Q:) Why is there such visceral opposition to this law among Americans?

A:) Whenever you have landmark legislation, people are afraid of change. That's not surprising. And this is something that is going to dramatically change insurance markets, health care markets, and you know, there's a lot of people who can be worried about that and who, if they don't like the law, should vote against those who voted for it. Vote against President Obama, or vote against the members of Congress. What I think is not appropriate is to take that policy debate and put it in front of the Supreme Court of the United States. If they don't like the law, there's an easy vote and that's in November.
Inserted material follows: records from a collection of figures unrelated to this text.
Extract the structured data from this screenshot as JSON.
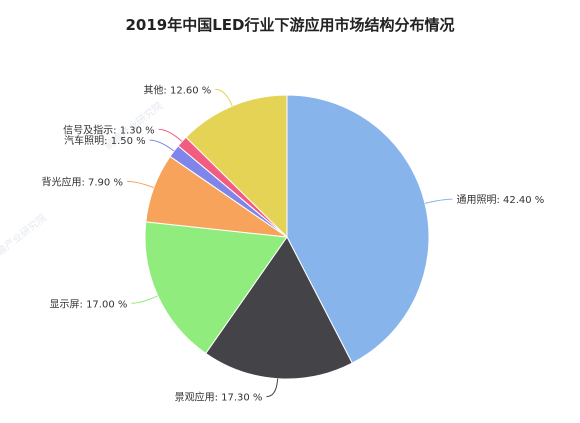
{
  "chart_data": {
    "type": "pie",
    "title": "2019年中国LED行业下游应用市场结构分布情况",
    "slices": [
      {
        "label": "通用照明",
        "value": 42.4,
        "text": "通用照明: 42.40 %",
        "color": "#88b4ec"
      },
      {
        "label": "景观应用",
        "value": 17.3,
        "text": "景观应用: 17.30 %",
        "color": "#434348"
      },
      {
        "label": "显示屏",
        "value": 17.0,
        "text": "显示屏: 17.00 %",
        "color": "#90ed7d"
      },
      {
        "label": "背光应用",
        "value": 7.9,
        "text": "背光应用: 7.90 %",
        "color": "#f7a35c"
      },
      {
        "label": "汽车照明",
        "value": 1.5,
        "text": "汽车照明: 1.50 %",
        "color": "#8085e9"
      },
      {
        "label": "信号及指示",
        "value": 1.3,
        "text": "信号及指示: 1.30 %",
        "color": "#f15c80"
      },
      {
        "label": "其他",
        "value": 12.6,
        "text": "其他: 12.60 %",
        "color": "#e4d354"
      }
    ]
  },
  "watermark": {
    "text": "前瞻产业研究院"
  }
}
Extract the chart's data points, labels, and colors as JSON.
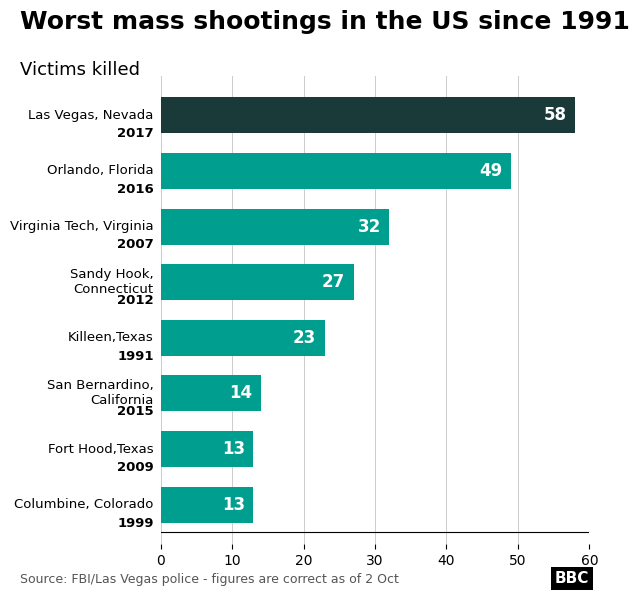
{
  "title": "Worst mass shootings in the US since 1991",
  "subtitle": "Victims killed",
  "source": "Source: FBI/Las Vegas police - figures are correct as of 2 Oct",
  "categories": [
    "Columbine, Colorado\n1999",
    "Fort Hood,Texas\n2009",
    "San Bernardino,\nCalifornia\n2015",
    "Killeen,Texas\n1991",
    "Sandy Hook,\nConnecticut\n2012",
    "Virginia Tech, Virginia\n2007",
    "Orlando, Florida\n2016",
    "Las Vegas, Nevada\n2017"
  ],
  "values": [
    13,
    13,
    14,
    23,
    27,
    32,
    49,
    58
  ],
  "bar_colors": [
    "#009e8e",
    "#009e8e",
    "#009e8e",
    "#009e8e",
    "#009e8e",
    "#009e8e",
    "#009e8e",
    "#1a3a3a"
  ],
  "xlim": [
    0,
    60
  ],
  "xticks": [
    0,
    10,
    20,
    30,
    40,
    50,
    60
  ],
  "value_label_color": "#ffffff",
  "value_label_fontsize": 12,
  "title_fontsize": 18,
  "subtitle_fontsize": 13,
  "tick_label_fontsize": 10,
  "source_fontsize": 9,
  "background_color": "#ffffff",
  "bbc_logo": "BBC"
}
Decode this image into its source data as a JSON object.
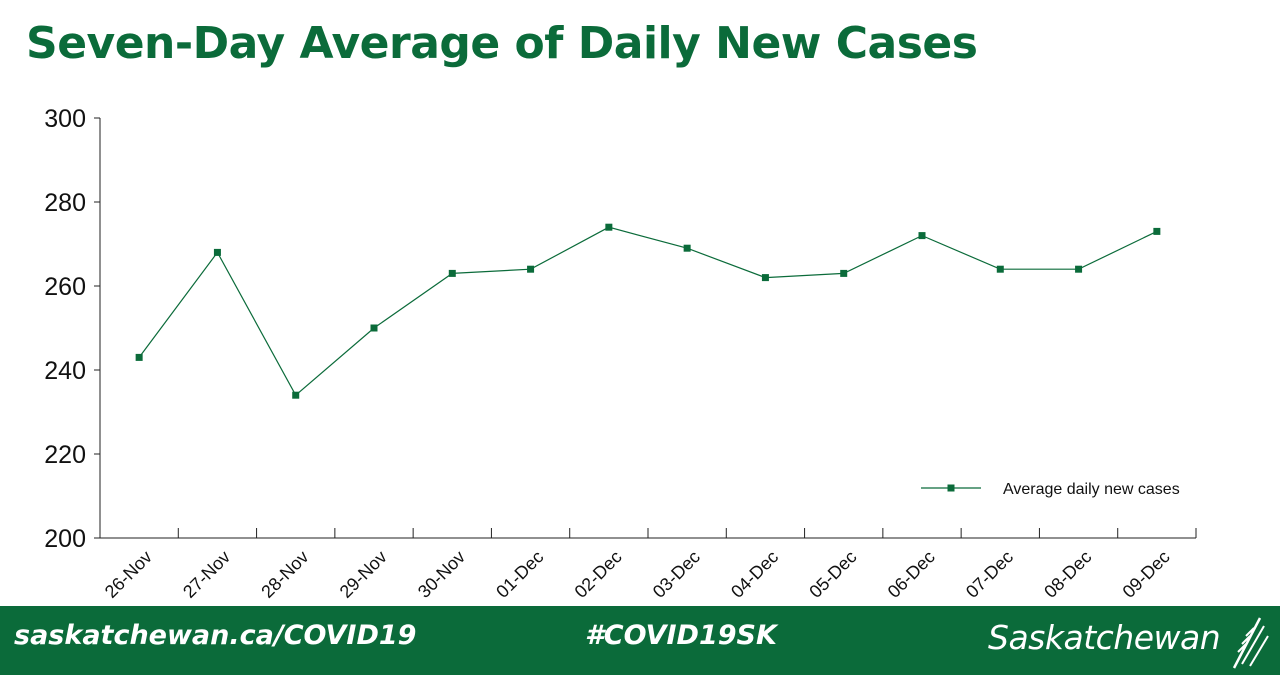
{
  "title": "Seven-Day Average of Daily New Cases",
  "chart_data": {
    "type": "line",
    "categories": [
      "26-Nov",
      "27-Nov",
      "28-Nov",
      "29-Nov",
      "30-Nov",
      "01-Dec",
      "02-Dec",
      "03-Dec",
      "04-Dec",
      "05-Dec",
      "06-Dec",
      "07-Dec",
      "08-Dec",
      "09-Dec"
    ],
    "series": [
      {
        "name": "Average daily new cases",
        "values": [
          243,
          268,
          234,
          250,
          263,
          264,
          274,
          269,
          262,
          263,
          272,
          264,
          264,
          273
        ]
      }
    ],
    "ylim": [
      200,
      300
    ],
    "yticks": [
      200,
      220,
      240,
      260,
      280,
      300
    ],
    "grid": false,
    "legend_position": "bottom-right",
    "series_color": "#0b6b3a"
  },
  "footer": {
    "url": "saskatchewan.ca/COVID19",
    "hashtag": "#COVID19SK",
    "brand": "Saskatchewan"
  }
}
Another deeply stupid remark from Katyal. It is entirely appropriate for citizens to bring a law before the Supreme Court that they feel is unconstitutional. That's the express function of the Court! And ObamaCare is no longer in the stage of 'policy debate' -- it is policy, it is law. The Democrats won that round. Now the law has to stand up to constitutional scrutiny. We're not making law, we're examining existing law.

I pray that the Supreme Court rules appropriately. It is not the role of the government to supply citizens with healthcare, and it cannot force citizens to purchase any service or product at its whim.